While it is generally unwise to try overclocking any laptop's cpu, your graphics card can be software overclocked.
Use this program
http://event.msi.com/vga/afterburner/download.htmAfterburner is very self-explanatory. You will be able to change two settings; core clock and memory clock. The first dictates how many calculations your machine does every second in terms of graphics, the second controls how fast finished calculations are sent off to your cpu and monitor to display.
For the chip on the G73, it is most likely that you will run into core clock bottlenecks, though the core and memory clocks are fairly well balanced on all 460m and 560m cards.
Play a graphically intense game and see what kind of temperature your gpu reaches. If it stays below the mid 80's, it is generally safe to overclock, though you do this at your own risk.

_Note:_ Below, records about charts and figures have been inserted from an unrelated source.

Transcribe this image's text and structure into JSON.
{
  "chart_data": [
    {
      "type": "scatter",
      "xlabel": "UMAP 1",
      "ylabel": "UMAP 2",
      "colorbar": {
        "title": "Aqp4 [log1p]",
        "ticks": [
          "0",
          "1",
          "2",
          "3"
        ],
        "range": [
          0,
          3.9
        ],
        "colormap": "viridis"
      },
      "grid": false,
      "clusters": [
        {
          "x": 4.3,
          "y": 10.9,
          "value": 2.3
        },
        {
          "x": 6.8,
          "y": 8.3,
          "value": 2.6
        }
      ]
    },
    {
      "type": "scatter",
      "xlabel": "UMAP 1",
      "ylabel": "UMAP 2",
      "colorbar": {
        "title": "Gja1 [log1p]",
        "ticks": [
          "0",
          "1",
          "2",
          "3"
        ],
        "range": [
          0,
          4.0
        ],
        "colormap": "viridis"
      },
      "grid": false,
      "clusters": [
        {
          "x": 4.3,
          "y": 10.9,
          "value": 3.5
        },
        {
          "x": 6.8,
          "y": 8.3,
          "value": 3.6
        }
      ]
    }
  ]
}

Increase both core clock and memory clock in increments of 5 and 10 respectively, then game or benchmark for around 30 minutes. If everything goes smoothly, increase your frequencies.
Once anything odd at all happens during testing (e.g. brightness reset, screen glitches, driver crashes), go back down one level and keep your settings at that frequency; that is the farthest you are going to push your machine.
From my own experience, the cooling systems on these machines are done well enough that it is much more likely you will run into driver issues and crashes before you get any where close to the dangerous temperature zones for the physical gpu.
Personally, I keep my G53sx at 860 core clock and 1650 memory clock. I usually see an fps difference of around 6-7 versus default frequencies in gpu bottlenecked games.